The provided GR scripts compute over the user’s data to calculate GR values 
individually for each treatment condition (cell line, time, drug, 
concentration, ...) using the formula:

    GR(c) = 2 ^ ( log2(x(c)/x_0) / log2(x_ctrl/x_0) ) - 1

Based on a set of GR values across a range of concentrations, the data are 
fitted with a sigmoidal curve:

    GR(c) = GRinf + (1-GRinf)/(1 + (c/(GEC50))^Hill )

The following GR metrics are calculated:

- **GR50**, the concentration at which the effect reaches a GR value of 0.5 
based on interpolation of the fitted curve.

- **GRmax**, the effect at the highest tested concentration. Note that 
*GRmax* can differ from *GRinf* if the dose-response does not reach its 
plateau value. For robustness, we take this as the minimum mean GR value at 
the two highest concentrations.

- **GR_AOC**, the area over the dose-response curve, which is the integral of 
*1-GR(c)* over the range of concentrations tested, normalized by the range of 
concentration. 

- **GEC50**, the drug concentration at half-maximal effect, which reflects the 
potency of the drug.

- **GRinf**, GR(c->inf), which reflects asymptotic drug efficacy. 
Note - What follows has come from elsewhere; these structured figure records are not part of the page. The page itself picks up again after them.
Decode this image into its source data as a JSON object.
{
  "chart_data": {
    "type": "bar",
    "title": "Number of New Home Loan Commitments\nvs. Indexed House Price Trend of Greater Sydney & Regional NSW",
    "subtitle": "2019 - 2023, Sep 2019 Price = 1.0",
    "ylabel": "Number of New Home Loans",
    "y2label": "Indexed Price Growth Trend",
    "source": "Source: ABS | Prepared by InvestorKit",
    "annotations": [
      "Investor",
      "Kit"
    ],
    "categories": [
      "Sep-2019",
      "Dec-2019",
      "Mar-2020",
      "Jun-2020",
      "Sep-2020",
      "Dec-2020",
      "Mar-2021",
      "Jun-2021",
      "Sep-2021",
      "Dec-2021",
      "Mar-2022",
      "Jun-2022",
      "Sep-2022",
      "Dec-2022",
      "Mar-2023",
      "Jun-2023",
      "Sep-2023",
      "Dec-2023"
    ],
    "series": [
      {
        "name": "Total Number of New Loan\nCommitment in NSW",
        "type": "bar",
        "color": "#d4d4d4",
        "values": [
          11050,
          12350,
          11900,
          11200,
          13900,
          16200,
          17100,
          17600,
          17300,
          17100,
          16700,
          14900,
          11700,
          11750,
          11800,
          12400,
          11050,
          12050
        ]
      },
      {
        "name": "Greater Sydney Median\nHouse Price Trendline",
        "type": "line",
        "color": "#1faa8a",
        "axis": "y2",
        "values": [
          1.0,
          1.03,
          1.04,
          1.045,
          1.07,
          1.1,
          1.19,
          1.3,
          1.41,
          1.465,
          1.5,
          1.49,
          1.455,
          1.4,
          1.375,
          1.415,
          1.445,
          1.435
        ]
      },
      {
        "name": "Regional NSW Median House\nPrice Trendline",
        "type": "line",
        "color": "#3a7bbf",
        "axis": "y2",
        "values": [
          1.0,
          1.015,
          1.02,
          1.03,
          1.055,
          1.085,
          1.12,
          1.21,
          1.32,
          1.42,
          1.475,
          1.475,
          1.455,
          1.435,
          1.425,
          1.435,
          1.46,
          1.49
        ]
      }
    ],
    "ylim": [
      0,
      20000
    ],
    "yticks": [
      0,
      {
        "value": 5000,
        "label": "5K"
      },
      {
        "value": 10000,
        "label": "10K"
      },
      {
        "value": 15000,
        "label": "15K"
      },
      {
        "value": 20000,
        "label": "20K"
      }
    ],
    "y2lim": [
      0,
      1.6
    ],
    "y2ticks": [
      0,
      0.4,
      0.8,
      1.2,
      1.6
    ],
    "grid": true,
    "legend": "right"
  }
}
- **h_GR**, The Hill coefficient of the fitted (GR) curve, which reflects how steep the dose response curve is

- **r2_GR**, The coefficient of determination - essentially how well the (GR) curve fits to the data points

- **pval_GR**, The p-value of the F-test comparing the fit of the (GR) curve to a horizontal line fit

- **flat_fit_GR**, For data that doesn't significantly fit better to a curve than a horizontal line fit (p > 0.05), the y value (GR) of the flat line

The following traditional metrics are calculated:

- **IC50**, The concentration at which relative cell count = 0.5

- **Emax**, The maximal effect of the drug (minimal relative cell count value). 
For robustness, we take this as the minimum mean relative cell count at the 
two highest concentrations.

- **AUC**, The 'Area Under the Curve' - The area below the fitted (traditional) dose response curve

- **EC50**, The concentration at half-maximal effect (not growth rate normalized)
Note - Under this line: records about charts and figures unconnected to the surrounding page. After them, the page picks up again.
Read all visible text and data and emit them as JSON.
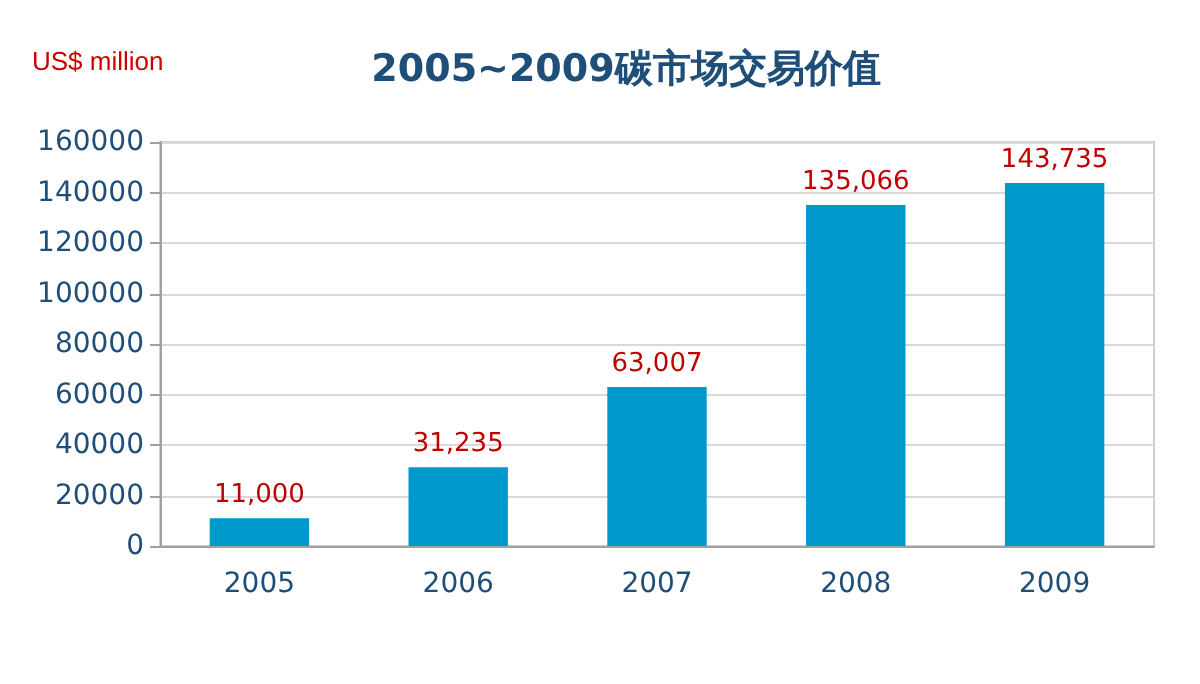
{
  "chart_data": {
    "type": "bar",
    "title": "2005~2009碳市场交易价值",
    "ylabel": "US$ million",
    "categories": [
      "2005",
      "2006",
      "2007",
      "2008",
      "2009"
    ],
    "values": [
      11000,
      31235,
      63007,
      135066,
      143735
    ],
    "value_labels": [
      "11,000",
      "31,235",
      "63,007",
      "135,066",
      "143,735"
    ],
    "color": "#0099cc",
    "ylim": [
      0,
      160000
    ],
    "yticks": [
      0,
      20000,
      40000,
      60000,
      80000,
      100000,
      120000,
      140000,
      160000
    ],
    "grid": "y"
  }
}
- **Einf**, The asymptotic effect of the drug (not growth rate normalized)

- **h**, The Hill coefficient of the fitted (traditional) dose response curve, which - reflects how steep the dose response curve is

- **r2_rel_cell**, The coefficient of determination - essentially how well the (traditional) curve fits to the data points

- **pval_rel_cell**, The p-value of the F-test comparing the fit of the (traditional) curve to a horizontal line fit

- **flat_fit_rel_cell**, For data that doesn't significantly fit better to a curve than a horizontal line fit (p > 0.05), the y value (relative cell count) of the flat line

In addition to the metrics, the scripts report the r-squared of the fit and
evaluate the significance of the sigmoidal fit based on an F-test. If the fit 
is not significant (p > 0.05), the sigmoidal fit is replaced 
by a constant value (flat fit). This can be circumvented by using the "force" 
option in the *GRfit* function. Additional information and considerations 
are described in the supplemental material of the manuscript referred above.